Bonnie goes for club soda and approaches Adam again and apologizes. He says he forgives her by planting a big fat kiss on her. She raises her arm to reveal the most amazing gold and coral bangle bracelet. See, I told you I pay attention to what they have on rather than what is going on. Adam then gives her oral pleasure while she leans against one of his paintings that looks like someone threw up about one quadrillion Jell-O shots on a pink shag carpet. She leaves with his number and you know, you just know, she’s going to be calling inappropriate Adam really soon.
Diana has a bit of a harder time accomplishing her goal. After getting turned down by a hot lawyer because she was droning on about her boring bank job, she approaches a rocker with a top hat, flowing garments, and a one-winged dove who is sitting on a couch. They call her Judy Maxwell, but her name might as well have been Stevie Ricks. She talks Diana into eating a Quaalude and doing a line of blow. That takes all of Diana’s edge off and next thing you know she’s pulling an Almost Famous and jumping from the roof into the pool wearing nothing but her underwear.
After a brief interlude with a Bhagwan Shree Rajneesh imposter, Kathleen finally ends up meeting Fake Sue Mengers at the party.
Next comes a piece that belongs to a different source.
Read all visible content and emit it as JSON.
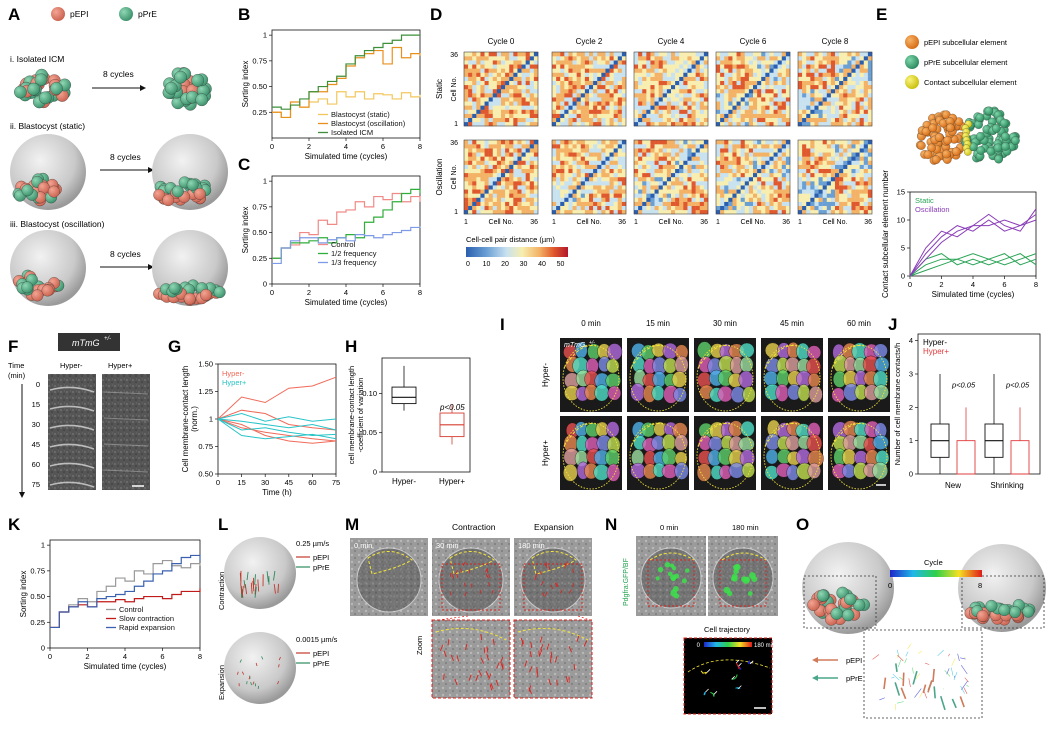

She’s a 50-year-old blonde with a raspy voice so there is absolutely no reason on Earth why she is not being played by Kim Richards, co-executive producer Kyle Richard’s older sister. Fake Sue tells Kathleen that she’s going to have to have some balls to succeed in this business. She finally sacks up after she pulls Diana out of the pool and Fake Sue is like, “Are you really with this awful wreck of a bank teller?” Diana said she was, and that is the best move that anyone has made this entire episode, other than the move Adam made on Kathleen. Looks like this party really was worth it, and at least one of those uncoordinated outfits got destroyed.